It can be tricky to date as a demisexual, because you have to have a strong emotional bond with someone before finding them sexually attractive. Developing that bond usually takes time, but casual dating may be too fast-paced to allow that. However, there are several strategies demisexuals can use to find a partner if they want a relationship.
Methods for Finding Partners
Online dating works for many asexual spectrum people because of the low investment. You can message multiple people and see if you click online, without making the trek to meet them in person. In addition, you can go through the questions they answered (on OKCupid) to screen them and get a sense of how compatible you would be. OKCupid now even lets you list your orientation as demisexual.
It’s okay to tell someone that you want to develop a friendship first.
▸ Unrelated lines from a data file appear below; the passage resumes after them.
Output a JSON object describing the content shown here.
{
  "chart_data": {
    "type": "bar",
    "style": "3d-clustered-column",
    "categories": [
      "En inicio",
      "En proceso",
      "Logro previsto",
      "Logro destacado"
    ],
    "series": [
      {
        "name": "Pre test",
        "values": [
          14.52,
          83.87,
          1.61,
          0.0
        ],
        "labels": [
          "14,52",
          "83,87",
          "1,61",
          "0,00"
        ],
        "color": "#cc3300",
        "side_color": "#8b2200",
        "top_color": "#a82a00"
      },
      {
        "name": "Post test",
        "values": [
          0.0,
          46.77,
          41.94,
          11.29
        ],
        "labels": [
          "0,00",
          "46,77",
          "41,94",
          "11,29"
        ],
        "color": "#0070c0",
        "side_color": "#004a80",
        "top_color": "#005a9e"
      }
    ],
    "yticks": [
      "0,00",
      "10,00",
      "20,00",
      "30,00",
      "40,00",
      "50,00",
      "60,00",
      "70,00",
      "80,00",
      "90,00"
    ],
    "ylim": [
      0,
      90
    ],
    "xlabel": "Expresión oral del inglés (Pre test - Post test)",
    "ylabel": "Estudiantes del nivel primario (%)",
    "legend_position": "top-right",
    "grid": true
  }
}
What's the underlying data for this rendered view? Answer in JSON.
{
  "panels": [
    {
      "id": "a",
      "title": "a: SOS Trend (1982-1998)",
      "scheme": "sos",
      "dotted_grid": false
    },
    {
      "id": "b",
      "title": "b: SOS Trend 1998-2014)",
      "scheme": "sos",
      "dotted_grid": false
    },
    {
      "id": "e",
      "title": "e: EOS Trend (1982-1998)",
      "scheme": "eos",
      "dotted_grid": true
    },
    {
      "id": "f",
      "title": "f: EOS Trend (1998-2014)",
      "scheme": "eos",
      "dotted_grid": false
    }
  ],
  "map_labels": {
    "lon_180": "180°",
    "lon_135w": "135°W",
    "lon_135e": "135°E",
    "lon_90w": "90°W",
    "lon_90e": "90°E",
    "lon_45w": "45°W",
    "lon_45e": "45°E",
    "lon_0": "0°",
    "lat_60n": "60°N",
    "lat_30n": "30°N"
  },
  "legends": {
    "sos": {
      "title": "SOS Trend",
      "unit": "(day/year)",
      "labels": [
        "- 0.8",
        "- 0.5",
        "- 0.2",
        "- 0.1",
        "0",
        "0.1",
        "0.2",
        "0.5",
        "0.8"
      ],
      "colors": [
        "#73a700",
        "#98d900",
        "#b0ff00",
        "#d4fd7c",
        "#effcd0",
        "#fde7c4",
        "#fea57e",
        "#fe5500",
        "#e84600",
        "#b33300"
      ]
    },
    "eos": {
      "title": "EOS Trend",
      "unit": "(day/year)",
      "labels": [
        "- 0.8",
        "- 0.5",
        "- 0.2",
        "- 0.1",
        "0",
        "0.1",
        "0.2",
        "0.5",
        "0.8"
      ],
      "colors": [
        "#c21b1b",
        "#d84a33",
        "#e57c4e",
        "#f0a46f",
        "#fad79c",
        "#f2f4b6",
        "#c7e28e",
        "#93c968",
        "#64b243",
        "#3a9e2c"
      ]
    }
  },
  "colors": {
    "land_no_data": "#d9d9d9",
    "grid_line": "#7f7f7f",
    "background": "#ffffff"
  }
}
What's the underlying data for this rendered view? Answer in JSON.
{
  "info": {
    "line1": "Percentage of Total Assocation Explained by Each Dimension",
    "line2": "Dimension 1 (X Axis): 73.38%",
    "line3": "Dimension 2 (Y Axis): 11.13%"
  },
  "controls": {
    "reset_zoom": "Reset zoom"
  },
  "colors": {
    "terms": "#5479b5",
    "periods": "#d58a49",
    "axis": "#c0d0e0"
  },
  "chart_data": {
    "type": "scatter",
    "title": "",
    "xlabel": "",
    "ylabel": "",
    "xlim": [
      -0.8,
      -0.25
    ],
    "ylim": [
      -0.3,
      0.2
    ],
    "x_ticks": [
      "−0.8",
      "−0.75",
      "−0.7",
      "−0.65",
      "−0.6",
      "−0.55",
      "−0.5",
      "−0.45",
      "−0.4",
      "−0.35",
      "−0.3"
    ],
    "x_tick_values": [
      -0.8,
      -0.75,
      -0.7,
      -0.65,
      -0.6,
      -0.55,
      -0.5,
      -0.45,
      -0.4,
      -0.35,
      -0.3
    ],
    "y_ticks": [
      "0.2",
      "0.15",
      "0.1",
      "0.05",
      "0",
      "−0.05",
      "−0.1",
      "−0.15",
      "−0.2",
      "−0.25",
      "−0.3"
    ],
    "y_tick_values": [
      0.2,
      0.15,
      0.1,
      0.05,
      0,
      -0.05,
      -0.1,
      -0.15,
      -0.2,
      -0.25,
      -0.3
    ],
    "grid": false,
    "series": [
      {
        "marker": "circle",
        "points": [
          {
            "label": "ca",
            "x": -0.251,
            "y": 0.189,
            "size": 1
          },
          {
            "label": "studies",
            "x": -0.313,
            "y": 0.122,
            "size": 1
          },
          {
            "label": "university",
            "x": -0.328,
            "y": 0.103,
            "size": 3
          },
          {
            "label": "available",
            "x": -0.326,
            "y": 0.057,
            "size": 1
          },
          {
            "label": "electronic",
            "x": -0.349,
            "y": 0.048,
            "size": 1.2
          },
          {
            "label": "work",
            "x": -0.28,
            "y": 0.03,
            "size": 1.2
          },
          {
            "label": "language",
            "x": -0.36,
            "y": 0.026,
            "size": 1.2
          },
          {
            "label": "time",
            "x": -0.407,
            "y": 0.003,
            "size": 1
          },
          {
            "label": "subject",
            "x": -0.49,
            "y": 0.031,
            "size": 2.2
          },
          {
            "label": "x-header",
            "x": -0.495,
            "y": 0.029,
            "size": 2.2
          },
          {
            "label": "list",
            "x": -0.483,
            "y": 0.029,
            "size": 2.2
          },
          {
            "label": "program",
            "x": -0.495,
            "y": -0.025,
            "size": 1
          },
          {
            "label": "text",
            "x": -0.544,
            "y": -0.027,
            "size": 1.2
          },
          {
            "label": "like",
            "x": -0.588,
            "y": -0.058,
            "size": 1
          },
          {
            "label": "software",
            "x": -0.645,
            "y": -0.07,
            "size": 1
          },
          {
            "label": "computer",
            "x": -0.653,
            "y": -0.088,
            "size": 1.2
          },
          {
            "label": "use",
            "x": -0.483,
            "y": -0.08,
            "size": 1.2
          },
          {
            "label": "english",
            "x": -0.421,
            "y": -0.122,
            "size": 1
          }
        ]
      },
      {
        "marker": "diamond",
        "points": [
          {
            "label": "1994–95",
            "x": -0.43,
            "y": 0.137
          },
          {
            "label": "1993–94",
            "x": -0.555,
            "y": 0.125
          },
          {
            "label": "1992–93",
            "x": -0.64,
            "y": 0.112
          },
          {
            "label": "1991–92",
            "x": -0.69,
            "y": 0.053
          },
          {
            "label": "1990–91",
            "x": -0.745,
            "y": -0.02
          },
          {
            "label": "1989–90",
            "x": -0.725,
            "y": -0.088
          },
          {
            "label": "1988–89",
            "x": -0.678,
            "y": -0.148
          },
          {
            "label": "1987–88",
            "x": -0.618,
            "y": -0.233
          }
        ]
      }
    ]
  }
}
Many people I spoke with were actually amenable to this. You can even go into it telling people you just want to make friends and aren’t actively looking for a relationship. Some people are looking for a relationship immediately, so you can tell them that you aren’t, and both of you can waste less time.
Another method is to simply make more friends, meet their friends, and really expand your social circle. By hanging out with lots of different people, you can see who you click with and get to know them in a low pressure, non-romantic setting. You might eventually find romantic or sexual feelings brewing for one of the people you’ve met.
Coming Out to a Partner
You might end up at a point where you are considering whether or not to come out to your partner. First, remember that you are not obligated to come out to them. Some people just don’t feel it is necessary to come out to anyone, and that’s okay. If your demisexuality involves being sex-repulsed, or wanting to wait a long time until you feel ready to have sex, then it’s okay to explain those things to your partner without mentioning demisexuality.
There are generally two major periods in a relationship when you might want to come out. The first is when your relationship is less established: perhaps you are dating, and unsure of whether or not you want to be committed. Or maybe you’re just talking and aren’t even sure whether or not you want to date. In this case, it can be worrisome to come out because you have less of a sense of how receptive the person might be.
In such a situation, you will want to discuss what demisexuality means for the future of your relationship. It might mean that you won’t feel sexual attraction for a while, or it might not ever show up. It might mean that you don’t want to have sex ever, or you might want to eventually, but you aren’t sure when. There are a lot of uncertainties at this stage of the relationship. If your partner is impatient and doesn’t make an effort to understand you when you discuss these issues, they might not be the right person for you.
The second type of situation is a more well-established, committed relationship. It can be scary to come out in this setting as well, because you might not be sure of how your partner will take it. Worse, you might be afraid that they won’t want to be with you anymore. However, the key to remember is that you being demisexual doesn’t change anything about your relationship, because you just found a word to describe how you always have been.
If anything, discovering demisexuality can improve a relationship. You can find strategies for figuring out the sexual aspect of the relationship, connect with other demisexuals to discuss their relationship experiences, and feel more confident in yourself. All of these will translate into a healthier relationship and are things you can explain to your partner.
Regardless of who you come out to, be sure to share your resources so they can learn about demisexuality too. You can take advantage of my For Partners page as well as my Coming Out As Demisexual article. A good partner will be interested in educating themselves so they can learn more about this aspect of you and better understand you.
It’s okay to go at your own pace in a relationship, and your partner should be willing to respect it. Be clear about your boundaries—it’s okay to be specific. If you’re okay with kissing now but not oral sex, say so. If you want to experiment with sex but aren’t sure whether you’ll ever want to have it again, so that. Your partner should be willing to respect these boundaries as well.
Make sure you make your wants and needs known, and encourage your partner to do so as well. If your partner wants to try a certain activity, they should tell you so you can figure out how you feel about it. It is always okay to be clear about your feelings, even if they’re unclear. If you’re not sure about something, say so. I have more information about navigating sex as a demisexual in A Demisexual’s Guide to Sex.